You see, Jerome – who celebrated his 38th birthday on Monday and will be back in town for Christmas by the time you read this – played a lot of soccer and competed in track and field (long and triple jump mostly) as well as football in the Gordon Sturtridge League and at Carson Graham while growing up in North Van.
But he also played two seasons of rugby at school while in Grade 9 and 10. He believes it was his experience on the rugby field that led to that New Orleans’ TD.
“I think it stems back to my days at Carson Graham and my short career as a rugby player,” he says. “Instincts really just kicked in. You know, as soon as I threw the block for Donté and realized he was going to get tackled, I got back up and just kind of trailed the play as a back would in rugby. I didn’t know where the ball was actually going to get to me but still to this day – and I’ve spoken to Deuce McAllister – I have no idea how he managed to see me because he was being tackled.
“When I caught the ball, I just looked directly straight ahead of me and gave everything I got to get to the end zone.”
That’s Jerome diving unmolested over the line for the TD in the photo accompanying this story. Did he hear Jaguar footsteps behind him or was the dive in celebration of the impossible?

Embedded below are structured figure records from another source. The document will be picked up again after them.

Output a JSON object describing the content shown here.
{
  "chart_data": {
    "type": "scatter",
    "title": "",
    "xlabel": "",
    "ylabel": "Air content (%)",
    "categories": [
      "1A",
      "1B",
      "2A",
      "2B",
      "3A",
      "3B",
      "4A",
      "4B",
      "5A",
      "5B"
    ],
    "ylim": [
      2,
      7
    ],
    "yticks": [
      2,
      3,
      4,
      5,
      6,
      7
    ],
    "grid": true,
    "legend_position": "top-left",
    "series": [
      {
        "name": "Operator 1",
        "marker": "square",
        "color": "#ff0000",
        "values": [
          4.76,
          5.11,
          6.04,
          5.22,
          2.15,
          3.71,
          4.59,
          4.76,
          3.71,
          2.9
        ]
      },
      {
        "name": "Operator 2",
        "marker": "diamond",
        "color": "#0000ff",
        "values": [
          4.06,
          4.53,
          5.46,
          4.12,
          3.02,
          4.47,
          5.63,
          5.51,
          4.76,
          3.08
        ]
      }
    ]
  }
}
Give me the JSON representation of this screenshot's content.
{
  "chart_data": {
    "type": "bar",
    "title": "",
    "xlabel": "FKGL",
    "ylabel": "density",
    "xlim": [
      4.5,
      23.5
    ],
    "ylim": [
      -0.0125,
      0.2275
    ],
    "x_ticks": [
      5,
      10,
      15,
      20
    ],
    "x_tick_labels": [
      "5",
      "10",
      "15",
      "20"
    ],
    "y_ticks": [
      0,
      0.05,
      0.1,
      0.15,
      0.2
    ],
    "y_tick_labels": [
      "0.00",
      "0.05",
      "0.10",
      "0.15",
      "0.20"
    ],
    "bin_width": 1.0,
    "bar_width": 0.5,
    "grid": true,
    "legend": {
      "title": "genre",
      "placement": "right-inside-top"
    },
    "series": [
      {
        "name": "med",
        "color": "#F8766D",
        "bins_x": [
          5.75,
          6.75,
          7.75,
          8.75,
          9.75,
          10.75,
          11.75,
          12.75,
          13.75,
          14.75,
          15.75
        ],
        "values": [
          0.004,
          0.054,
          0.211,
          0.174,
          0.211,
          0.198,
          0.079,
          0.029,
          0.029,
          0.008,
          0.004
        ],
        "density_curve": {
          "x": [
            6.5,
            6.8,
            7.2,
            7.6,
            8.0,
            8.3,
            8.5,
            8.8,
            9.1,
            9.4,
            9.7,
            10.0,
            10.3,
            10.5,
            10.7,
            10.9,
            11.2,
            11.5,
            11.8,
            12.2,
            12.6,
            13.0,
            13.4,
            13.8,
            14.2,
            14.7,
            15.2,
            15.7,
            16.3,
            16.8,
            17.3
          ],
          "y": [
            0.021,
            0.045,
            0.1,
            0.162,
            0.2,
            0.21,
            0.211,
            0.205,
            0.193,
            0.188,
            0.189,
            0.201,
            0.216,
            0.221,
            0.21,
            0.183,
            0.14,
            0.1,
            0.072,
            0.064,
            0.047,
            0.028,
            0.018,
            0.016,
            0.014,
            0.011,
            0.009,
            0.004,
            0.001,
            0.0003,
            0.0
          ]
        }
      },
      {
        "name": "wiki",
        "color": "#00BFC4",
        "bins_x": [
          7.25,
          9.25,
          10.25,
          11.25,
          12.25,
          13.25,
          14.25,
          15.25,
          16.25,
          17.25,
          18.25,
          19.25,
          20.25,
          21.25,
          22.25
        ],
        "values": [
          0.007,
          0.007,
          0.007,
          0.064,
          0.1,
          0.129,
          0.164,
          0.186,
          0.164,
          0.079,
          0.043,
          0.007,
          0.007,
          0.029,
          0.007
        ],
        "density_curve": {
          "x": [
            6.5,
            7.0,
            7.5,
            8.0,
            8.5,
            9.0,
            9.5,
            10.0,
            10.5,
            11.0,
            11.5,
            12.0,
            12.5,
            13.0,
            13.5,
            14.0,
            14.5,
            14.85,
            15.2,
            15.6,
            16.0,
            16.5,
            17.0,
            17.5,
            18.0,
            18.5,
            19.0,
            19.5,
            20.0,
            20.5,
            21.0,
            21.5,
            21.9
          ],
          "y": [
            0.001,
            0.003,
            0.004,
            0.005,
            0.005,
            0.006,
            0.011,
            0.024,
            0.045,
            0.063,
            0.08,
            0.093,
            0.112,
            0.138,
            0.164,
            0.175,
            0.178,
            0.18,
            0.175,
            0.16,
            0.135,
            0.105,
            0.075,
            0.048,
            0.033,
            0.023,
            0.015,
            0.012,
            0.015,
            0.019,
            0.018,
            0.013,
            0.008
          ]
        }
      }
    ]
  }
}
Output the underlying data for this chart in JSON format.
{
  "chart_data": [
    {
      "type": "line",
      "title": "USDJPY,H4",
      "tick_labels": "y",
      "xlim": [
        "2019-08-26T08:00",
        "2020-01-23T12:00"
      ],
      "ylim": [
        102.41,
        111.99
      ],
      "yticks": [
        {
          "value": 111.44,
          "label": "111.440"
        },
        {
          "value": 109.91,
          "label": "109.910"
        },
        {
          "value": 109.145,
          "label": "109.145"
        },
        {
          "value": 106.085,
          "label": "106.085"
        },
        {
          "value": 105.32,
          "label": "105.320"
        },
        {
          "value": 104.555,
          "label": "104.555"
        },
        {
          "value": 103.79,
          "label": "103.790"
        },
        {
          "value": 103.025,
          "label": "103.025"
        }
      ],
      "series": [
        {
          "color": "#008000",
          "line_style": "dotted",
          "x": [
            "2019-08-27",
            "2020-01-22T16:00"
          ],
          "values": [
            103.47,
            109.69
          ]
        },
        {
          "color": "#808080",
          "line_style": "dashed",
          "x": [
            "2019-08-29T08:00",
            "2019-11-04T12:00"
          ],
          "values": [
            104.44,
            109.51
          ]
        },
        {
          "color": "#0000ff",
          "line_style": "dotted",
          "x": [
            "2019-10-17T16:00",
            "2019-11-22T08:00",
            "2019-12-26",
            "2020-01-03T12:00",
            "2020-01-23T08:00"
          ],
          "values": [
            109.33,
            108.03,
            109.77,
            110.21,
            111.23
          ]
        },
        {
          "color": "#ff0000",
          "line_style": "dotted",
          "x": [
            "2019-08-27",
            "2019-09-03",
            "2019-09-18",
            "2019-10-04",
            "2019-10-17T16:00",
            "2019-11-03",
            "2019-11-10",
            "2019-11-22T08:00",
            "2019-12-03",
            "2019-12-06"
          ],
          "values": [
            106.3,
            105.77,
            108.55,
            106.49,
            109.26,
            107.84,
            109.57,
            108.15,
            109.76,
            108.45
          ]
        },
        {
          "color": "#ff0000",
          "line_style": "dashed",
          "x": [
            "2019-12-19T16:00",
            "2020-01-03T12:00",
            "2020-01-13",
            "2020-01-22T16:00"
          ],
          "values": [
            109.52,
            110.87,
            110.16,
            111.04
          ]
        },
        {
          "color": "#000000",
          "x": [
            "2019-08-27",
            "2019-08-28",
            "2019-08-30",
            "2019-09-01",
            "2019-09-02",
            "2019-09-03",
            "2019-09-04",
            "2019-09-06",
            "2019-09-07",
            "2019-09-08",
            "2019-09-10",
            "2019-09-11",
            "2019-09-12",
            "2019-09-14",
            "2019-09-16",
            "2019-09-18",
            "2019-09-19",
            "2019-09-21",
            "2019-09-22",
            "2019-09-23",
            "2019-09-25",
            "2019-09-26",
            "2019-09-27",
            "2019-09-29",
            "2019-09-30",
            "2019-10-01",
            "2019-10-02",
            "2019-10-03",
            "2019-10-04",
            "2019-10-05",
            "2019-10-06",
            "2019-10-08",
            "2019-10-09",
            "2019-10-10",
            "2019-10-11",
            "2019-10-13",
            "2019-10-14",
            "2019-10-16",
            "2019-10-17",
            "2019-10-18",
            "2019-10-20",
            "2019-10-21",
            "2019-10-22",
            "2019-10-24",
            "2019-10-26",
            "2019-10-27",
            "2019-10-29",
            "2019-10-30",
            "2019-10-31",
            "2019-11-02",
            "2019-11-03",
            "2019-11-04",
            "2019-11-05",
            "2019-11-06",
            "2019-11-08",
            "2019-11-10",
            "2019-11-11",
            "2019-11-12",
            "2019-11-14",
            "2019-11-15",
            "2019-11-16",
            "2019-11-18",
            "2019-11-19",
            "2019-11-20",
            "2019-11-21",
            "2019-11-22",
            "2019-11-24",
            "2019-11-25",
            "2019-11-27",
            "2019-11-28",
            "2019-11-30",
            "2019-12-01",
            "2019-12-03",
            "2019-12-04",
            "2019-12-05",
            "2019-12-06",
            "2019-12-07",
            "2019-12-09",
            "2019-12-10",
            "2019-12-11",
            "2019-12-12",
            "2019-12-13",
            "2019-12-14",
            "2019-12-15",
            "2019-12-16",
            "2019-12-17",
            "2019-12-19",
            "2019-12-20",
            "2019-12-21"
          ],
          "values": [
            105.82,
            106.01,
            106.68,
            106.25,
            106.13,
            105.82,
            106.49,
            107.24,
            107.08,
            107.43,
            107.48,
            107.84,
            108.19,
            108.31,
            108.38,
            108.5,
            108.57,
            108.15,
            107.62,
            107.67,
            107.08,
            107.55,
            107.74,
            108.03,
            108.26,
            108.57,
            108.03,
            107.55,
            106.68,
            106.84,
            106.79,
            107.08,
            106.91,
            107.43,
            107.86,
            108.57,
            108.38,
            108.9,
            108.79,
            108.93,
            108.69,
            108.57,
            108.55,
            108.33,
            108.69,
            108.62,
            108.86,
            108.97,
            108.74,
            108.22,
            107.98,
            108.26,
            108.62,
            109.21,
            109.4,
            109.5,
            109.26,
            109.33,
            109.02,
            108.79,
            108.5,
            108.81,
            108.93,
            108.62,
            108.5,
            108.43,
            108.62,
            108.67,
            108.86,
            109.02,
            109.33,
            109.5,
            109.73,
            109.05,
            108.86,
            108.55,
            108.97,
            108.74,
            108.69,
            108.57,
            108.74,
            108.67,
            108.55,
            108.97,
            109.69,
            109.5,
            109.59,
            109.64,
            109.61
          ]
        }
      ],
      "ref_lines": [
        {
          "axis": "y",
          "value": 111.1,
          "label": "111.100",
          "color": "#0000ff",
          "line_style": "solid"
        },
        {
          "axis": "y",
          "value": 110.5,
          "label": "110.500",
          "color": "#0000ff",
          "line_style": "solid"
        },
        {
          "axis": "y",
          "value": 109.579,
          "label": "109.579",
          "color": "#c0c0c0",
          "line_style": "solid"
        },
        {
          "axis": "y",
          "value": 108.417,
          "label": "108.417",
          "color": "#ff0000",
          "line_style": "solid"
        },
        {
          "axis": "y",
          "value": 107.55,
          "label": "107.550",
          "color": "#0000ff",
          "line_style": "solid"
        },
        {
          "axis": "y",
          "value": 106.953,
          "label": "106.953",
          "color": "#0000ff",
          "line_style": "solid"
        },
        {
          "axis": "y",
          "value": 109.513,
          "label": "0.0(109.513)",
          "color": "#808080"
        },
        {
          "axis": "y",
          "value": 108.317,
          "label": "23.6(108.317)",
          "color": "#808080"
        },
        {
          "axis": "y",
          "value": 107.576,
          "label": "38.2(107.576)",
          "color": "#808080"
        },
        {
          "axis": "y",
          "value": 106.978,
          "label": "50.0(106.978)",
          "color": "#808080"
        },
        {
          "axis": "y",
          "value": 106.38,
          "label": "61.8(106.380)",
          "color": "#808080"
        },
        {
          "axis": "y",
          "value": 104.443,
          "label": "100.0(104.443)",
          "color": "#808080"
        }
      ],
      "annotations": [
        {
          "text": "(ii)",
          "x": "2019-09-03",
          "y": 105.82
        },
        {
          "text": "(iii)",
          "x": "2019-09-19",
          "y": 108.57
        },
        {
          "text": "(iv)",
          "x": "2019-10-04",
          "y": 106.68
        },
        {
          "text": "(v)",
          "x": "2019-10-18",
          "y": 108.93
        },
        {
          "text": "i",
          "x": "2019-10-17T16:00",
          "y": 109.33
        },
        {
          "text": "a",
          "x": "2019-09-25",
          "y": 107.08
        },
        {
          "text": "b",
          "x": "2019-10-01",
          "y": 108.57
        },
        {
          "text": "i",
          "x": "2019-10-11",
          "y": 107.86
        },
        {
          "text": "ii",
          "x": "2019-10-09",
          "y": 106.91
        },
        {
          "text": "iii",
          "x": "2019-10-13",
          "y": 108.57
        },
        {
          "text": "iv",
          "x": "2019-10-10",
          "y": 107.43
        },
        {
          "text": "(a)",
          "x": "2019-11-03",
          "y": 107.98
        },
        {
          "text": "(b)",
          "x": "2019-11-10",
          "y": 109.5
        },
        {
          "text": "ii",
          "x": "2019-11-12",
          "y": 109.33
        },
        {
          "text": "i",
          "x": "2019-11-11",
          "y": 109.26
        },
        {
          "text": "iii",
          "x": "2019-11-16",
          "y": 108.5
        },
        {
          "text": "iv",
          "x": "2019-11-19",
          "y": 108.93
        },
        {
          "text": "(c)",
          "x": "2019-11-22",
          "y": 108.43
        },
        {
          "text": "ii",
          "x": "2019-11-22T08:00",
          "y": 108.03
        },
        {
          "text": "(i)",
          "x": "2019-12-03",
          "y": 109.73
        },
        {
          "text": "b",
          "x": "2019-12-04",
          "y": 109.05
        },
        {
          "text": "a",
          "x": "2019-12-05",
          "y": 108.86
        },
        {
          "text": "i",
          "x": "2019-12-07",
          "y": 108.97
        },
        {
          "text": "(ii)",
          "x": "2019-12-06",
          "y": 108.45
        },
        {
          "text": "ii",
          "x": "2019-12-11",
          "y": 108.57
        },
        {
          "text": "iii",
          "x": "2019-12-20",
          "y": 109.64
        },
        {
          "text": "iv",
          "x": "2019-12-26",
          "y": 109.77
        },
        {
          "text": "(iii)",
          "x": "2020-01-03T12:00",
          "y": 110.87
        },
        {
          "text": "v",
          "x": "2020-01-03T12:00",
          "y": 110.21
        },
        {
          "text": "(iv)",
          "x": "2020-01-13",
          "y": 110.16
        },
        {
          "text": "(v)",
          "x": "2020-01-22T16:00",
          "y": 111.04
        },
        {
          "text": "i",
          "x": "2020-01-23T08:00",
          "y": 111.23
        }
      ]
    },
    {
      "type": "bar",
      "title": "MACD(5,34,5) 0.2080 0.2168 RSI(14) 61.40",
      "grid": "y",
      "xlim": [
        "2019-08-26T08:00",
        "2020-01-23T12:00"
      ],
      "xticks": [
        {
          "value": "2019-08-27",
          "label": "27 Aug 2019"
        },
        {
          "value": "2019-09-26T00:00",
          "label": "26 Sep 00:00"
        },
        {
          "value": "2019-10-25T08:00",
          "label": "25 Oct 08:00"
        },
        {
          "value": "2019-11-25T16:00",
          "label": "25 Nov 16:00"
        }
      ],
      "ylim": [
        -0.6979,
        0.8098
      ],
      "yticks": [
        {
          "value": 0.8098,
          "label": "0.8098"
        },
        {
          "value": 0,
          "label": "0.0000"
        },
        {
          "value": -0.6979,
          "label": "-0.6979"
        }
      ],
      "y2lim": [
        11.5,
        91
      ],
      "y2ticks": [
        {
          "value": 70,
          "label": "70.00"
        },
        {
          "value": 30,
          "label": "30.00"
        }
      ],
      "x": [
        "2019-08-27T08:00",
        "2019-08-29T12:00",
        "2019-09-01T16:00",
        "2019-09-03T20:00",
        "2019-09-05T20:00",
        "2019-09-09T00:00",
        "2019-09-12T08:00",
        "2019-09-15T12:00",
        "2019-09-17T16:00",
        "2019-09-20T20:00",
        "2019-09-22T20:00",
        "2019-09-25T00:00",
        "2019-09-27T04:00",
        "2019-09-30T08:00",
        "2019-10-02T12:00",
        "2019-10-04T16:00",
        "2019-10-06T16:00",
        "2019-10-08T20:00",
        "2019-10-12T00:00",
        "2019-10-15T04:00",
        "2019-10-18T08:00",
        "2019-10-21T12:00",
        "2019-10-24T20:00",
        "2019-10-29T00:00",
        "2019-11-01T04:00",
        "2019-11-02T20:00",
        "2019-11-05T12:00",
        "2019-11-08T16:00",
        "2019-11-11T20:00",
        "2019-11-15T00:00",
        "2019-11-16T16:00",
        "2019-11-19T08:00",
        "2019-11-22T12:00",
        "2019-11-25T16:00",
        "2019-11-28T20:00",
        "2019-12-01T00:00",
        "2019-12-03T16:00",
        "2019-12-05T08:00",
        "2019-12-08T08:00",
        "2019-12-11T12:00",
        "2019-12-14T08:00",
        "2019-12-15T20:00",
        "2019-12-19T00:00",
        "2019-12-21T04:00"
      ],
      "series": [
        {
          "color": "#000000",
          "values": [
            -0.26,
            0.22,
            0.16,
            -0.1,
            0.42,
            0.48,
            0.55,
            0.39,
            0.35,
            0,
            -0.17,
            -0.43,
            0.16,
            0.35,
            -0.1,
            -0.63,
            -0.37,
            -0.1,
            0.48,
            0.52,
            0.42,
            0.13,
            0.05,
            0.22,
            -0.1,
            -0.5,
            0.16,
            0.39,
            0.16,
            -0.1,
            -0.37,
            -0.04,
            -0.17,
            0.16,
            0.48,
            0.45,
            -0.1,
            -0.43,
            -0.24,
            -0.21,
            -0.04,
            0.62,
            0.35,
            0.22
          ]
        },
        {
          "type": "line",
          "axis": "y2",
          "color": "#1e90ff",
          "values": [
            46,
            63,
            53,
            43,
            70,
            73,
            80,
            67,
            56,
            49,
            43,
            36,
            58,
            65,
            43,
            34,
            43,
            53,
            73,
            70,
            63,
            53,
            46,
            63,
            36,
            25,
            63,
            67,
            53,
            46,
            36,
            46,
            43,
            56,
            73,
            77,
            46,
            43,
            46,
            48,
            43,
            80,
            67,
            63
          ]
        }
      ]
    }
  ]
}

“On the previous three downs that we had, we were just running verticals,” he explains. “I had run probably the equivalent of 400 yards before that play even happened. People don’t realize how exhausted we were, especially me. When I caught the ball, I had felt Aaron Brooks’ block. I didn’t know who else was behind me.
“And so,” he adds, laughing at the thought, “I didn’t want to be the guy who got tackled at the two-yard line. So I gave it everything I got. If the guy was going to tackle me, he was going to tackle me in the end zone. It wasn’t going to be on the two-yard line.”
Now there’s something else rather amazing about that long-ago contest. Only two North Shore-raised athletes have ever played in the NFL, Pathon and Sentinel’s Rob Meier, a two-way standout with the Spartans who went on to play 10 years with Jacksonville as a defensive tackle. Meier was playing the day of that River City Relay, though he wasn’t on the field when the touchdown was scored.
“Football players’ memories aren’t usually very good,” he quips over the phone from his home in Jacksonville on Sunday after taking part in the Jaguars’ annual alumni weekend, “but, yeah, I remember that play. It was pretty shocking.”
But there’s still more. Mitch Berger of North Delta also played in the game for New Orleans. It would take a bit of research, since Berger had a 14-year NFL career with seven different teams, but it’s possible that the River City Relay game is the only time three B.C. boys have ever played in the same NFL game.
You should also know that Berger was a major part of the game, kicking off to begin the game, punting three times and kicking off after the Saints’ first touchdown.
He was also the holder of the ball on the miss-kick.
This is episode 493 from Len Corben’s treasure chest of stories – the great events and the quirky – that bring to life the North Shore’s rich sports history.